What better place for a charter school than on a university campus, where innovative methods could be used to help impoverished children meet their potential?
Yet two weeks before the start of school, the venture has come crashing down, leaving the Hillsborough County School District to pick up the pieces.
Equally troubling is the grade given USF's charter school - "F." Such performance is hardly what you'd expect from a school under the auspices of a university that brags about having one of the best graduate-education programs in the country.
As it turns out, poor planning and a troubling lack of oversight doomed the USF-Patel Charter School from the start.
When the school opened in 1998, university leaders called it a new concept in education, an alternative for at-risk students living in the impoverished neighborhoods around USF. They promised students would have access to the latest training and that the school would be a teaching laboratory for students majoring in education.
But USF educators and administrators failed to account for the limited funding formula for charter schools. Neither did they anticipate state prohibitions against spending state money on an independent entity.
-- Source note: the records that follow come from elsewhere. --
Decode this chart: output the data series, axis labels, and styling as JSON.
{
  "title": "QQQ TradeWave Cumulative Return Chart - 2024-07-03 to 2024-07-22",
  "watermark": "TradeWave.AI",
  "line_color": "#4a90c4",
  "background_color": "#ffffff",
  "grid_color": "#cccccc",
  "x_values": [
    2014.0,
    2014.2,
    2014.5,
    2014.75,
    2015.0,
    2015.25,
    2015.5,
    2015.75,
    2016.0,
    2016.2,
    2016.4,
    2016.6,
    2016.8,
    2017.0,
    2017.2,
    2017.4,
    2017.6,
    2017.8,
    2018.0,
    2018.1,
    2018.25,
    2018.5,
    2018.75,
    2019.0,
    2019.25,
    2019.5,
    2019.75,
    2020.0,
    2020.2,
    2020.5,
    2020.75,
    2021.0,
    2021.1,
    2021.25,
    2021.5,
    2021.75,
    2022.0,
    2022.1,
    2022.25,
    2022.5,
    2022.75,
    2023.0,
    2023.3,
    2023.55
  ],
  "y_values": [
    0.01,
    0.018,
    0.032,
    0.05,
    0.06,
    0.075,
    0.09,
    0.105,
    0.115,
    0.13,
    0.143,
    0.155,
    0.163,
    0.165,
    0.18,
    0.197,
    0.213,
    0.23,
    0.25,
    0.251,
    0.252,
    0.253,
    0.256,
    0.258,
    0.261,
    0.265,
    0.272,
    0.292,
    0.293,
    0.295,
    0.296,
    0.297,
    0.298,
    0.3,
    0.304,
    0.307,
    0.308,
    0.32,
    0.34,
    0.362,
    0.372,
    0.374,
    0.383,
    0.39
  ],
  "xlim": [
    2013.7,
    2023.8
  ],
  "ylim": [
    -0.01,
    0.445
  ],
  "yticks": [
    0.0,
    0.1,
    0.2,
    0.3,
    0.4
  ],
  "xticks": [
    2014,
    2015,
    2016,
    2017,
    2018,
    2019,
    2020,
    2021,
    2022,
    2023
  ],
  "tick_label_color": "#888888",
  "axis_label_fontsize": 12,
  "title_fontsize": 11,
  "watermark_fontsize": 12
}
As a result, the school suffered a ridiculous amount of turnover. Principals came and went. So did teachers. The school couldn't afford the veteran teachers needed to help students who have trouble learning. Neither could it pay for the after-school programs that can make a difference in student performance.
In 2006, Hillsborough Superintendent MaryEllen Elia moved to cancel the charter school's contract due to poor performance, but USF made more big promises.
The school stumbled along until this summer, when the state issued its failing grade. This week, its principal abruptly retired and its board dumped its responsibilities back on the public-school district, saying there was little chance the charter school would improve in the upcoming school year.
The university should have planned an orderly exit. Instead, its last-minute announcement put the school district in a mad scramble to find a principal, hire teachers and organize classes before students return Aug. 18.
The 225 children who attend this school deserved better from USF.
At the very least, they deserved a learning environment free of chaos and disorganization - especially since many of its students struggle with chaos in their homes and neighborhoods.
USF leaders would have you believe they didn't know the school was failing students, particularly those in the fourth and fifth grades who posted dismal scores. That claim is perhaps the most shameful.
Not knowing that students are failing is the ultimate act of negligence, for it is the job of educators to know how their students are doing.
The sad saga of the USF-Patel school is a black eye for the university.
Worse, this debacle is an injustice to the children USF promised to serve.